Stopping the Leaky Bucket

Posted on by Chief Marketer Staff

For many companies, aftermarket products and services often represent significantly higher margins and sustainable revenue streams than original equipment purchases.

Why, then, are the smaller-ticket items so often ignored relative by original equipment manufacturers (OEMs) relative to their sales efforts on large capital equipment purchases? This is a question an electrical equipment company (EEC) had to ask itself. The company’s aftermarket business was doing well with about a 10% growth rate for each of the past three years. Although this was acceptable, it only had about 25% market share of its own customers’ aftermarket purchases.

Over the past 10 years, a group of third-party “maintainers” had sprung up, focusing exclusively on the electrical aftermarket business of the major electrical OEMs. These third parties had developed strong relationships with the decision-makers within manufacturing facilities, who tended to be very different from their counterparts on the large capital purchases. EEC sold through distribution and had a large field sales force, but its reps were far more driven by the large capital purchases of equipment than by the aftermarket opportunities.

“Win back that business!” was the management mandate. But before starting the initiative, EEC had to learn more about their OEM customer base. They received transactional information from distributors, and could track equipment and aftermarket purchases to the location level. These steps were taken:

1. A model was applied to their entire customer base to identify who had low aftermarket purchases relative to the amount of equipment purchases. This helped pinpoint sites with an incremental opportunity.

2. They next analyzed three years of transactional purchasing data to better understand the buying behavior of its aftermarket base.

Shockingly, they discovered that from year to year, they were losing 50% of its customers and 30% of their revenue. The 10% growth rates were coming primarily from acquiring new aftermarket customers leveraged directly from new equipment purchases. This decline was surprising, but in light of the fact EEC had little coverage of this aspect of its business, it made sense.

EEC was experiencing the “leaky bucket” syndrome. Customers leaking out the bottom of the sales “bucket” were significantly diminishing acquisition efforts. Not only did EEC discover a large percentage of customers defecting altogether, but another segment was “migrating” down in aftermarket revenue. With this greater understanding, it defined specific customer cells to target:

– OEM buyers that were not aftermarket customers.

– Defected aftermarket customers who had not purchased in over a year;

– Equipment customers with low aftermarket purchases.

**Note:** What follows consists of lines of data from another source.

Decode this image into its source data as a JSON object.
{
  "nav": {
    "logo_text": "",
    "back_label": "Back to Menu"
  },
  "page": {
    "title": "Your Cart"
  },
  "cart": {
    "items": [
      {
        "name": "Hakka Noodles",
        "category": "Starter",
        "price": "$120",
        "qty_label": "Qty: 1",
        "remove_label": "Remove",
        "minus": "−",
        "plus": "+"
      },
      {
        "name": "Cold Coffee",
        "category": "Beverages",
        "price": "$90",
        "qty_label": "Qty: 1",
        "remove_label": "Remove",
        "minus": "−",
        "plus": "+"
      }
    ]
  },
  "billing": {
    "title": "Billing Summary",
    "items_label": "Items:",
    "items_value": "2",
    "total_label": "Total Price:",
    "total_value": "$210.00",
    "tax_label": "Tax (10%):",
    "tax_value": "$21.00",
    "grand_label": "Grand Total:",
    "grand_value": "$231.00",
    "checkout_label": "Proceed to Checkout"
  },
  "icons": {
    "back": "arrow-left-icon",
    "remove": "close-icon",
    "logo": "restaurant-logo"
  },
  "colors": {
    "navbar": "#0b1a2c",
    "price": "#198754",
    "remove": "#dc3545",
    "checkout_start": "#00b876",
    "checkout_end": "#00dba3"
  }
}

– Declining aftermarket customers.

EEC had a significant coverage issue. The field sales reps were spread thin. On average, a rep called on the aftermarket decision-makers only about once every other year. EEC decided the telephone would be used as the primary contact medium, with communications managed and integrated by three account managers. Since no database of aftermarket decision-makers existed, they historically hadn’t even received direct mail from EEC.

The first step was to identify the key decision-makers. In most cases, two areas were involved in the decision-making process – the maintenance engineers and the purchasing department. The collateral material that had already been developed was a good fit for the engineers, but purchasing had a different set of requirements. A new set of materials was developed to specifically address the purchasing agents’ needs, such as having “apples-to-apples” price comparisons. Because of distributor markup, it appeared as though EEC’s prices were almost twice that of the third party. And there was a significant savings in downtime realized by using EEC aftermarket products and services.

The account managers quickly began building strong relationships and generating incremental business. EEC field reps were brought in when necessary, but the number of contacts from prior years had not been changed, just reallocated to accounts with actual needs. As you can see from the results chart above, it works.